Now, it's been about 50 years since the chili pepper hit the shelves in Europe. Let's check back in a see if there's been any changes. Nope, not really... They are just starting to be introduced into herbals, but they're more ornamentally decorative - wait, what?1?!? Renaissance Europeans used Chili Ristras as decorations? No Way! (Am I the only one that can visualize some kind of 16th Century Medieval Tchotchke / Souvenir shop right about now selling Ristras, Ashtrays, and Pomanders?)
Back to the climate thing... As the chili pepper left its home in the America's and traveled to new and distant lands, it endured new soils and growing conditions, thus altering the make-up of the pepper. With this and a little help in hybridizing from the man, the pungency and shape of the pepper began to alter. What was once crippling hot and round became tolerable, elongated, and took on more sweet characteristics.
And now finally back to where we started... the Ottoman Turks. As the Turks controlled the region that nestled up to Asia - there was a significant influence on their cuisine from the East - one of the most notable being capsicum. The Turks loved the pepper - and introduced a less spicy version of it into their empire where it spread like "wildfire" - sorry, I had to. The dried and ground pepper acclimated quickly into daily cooking and soon rose up to be a super ingredient in Hungarian cuisine! The elongated, mild pepper was also popular around the Mediterranean where you could find it stuffed with many varieties of meat and rice. This is where the story gets boring again. As Sir Walter Raleigh and his crew come over from England in 1585 they brought over with them a really, and I mean really boring palate.

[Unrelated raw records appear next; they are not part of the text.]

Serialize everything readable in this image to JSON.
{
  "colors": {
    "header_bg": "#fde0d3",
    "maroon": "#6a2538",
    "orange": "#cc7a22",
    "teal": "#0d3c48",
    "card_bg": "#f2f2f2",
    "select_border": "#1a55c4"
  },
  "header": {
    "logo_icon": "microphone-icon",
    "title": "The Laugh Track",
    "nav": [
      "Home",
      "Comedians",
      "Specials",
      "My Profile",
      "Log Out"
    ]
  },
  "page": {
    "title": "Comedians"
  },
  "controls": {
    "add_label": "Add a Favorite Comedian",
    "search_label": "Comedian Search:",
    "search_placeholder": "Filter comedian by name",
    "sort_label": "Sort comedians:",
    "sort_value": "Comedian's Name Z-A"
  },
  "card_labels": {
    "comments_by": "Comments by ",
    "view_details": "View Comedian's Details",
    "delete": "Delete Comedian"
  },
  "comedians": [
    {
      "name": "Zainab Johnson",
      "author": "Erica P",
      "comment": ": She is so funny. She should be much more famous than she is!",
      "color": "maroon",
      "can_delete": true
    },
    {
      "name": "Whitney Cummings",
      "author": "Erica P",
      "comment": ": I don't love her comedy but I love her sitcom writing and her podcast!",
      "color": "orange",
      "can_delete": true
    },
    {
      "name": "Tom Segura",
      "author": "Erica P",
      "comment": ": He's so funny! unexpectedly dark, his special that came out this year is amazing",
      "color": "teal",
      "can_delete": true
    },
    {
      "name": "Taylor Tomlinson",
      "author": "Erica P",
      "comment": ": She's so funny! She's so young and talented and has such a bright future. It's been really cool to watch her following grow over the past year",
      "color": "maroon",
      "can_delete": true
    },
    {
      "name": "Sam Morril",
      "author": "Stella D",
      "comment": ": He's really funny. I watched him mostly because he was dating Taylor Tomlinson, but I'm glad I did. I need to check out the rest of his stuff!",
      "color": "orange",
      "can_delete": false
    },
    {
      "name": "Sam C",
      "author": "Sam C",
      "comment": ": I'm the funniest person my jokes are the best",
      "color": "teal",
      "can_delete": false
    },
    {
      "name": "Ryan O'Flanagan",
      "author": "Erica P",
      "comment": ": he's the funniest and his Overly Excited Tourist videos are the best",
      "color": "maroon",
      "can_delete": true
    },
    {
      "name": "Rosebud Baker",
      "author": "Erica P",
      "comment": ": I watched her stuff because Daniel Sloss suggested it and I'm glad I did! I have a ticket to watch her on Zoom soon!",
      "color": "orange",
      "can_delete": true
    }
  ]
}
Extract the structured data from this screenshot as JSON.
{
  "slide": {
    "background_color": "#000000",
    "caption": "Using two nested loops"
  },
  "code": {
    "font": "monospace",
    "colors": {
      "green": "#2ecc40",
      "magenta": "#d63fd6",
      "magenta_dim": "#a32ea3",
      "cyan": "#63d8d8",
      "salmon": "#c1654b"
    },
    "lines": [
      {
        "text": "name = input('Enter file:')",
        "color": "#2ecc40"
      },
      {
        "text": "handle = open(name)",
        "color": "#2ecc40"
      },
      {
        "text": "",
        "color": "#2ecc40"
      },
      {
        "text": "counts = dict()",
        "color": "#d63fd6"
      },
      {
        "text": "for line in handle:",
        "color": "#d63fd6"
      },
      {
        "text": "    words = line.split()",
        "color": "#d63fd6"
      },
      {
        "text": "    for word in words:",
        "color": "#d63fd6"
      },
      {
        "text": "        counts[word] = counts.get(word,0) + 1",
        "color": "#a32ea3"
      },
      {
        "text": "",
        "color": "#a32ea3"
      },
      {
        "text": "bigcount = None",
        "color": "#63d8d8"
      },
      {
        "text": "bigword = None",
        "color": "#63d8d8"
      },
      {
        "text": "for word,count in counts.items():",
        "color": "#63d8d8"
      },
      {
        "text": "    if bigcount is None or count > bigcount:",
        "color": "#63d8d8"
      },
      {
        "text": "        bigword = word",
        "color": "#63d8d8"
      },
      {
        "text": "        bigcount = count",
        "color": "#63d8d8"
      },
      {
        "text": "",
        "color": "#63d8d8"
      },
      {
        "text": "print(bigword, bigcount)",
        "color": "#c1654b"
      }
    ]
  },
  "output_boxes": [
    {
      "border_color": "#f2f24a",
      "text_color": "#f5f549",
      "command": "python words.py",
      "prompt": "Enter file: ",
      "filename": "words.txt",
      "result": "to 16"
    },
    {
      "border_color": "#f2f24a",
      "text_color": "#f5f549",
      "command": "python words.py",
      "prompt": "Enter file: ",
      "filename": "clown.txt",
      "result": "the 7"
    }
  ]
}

Paprika used in dishes for a couple hundred years in America wasn't for taste, but for color. It wasn't until Southwestern US Chili (Chili con Carne) was invented in the late 1800's that Americanized Chili Powder (Dried and ground capsicum, mixed with paprika, cumin, and garlic) started gaining popularity and that was the beginning of the chili craze in America. But you know what really brought it on... ready for it... Immigrants! Immigrants from other countries/continents such as Africa, India, and Asia that had the pepper introduced to them hundreds of years ago from South America, brought and re-popularized the chili pepper into North America and Modern American Cuisine (well - that and soldiers returning home from war!) What A Long Strange Trip It's Been... Am I Right?!?!? Now You Know.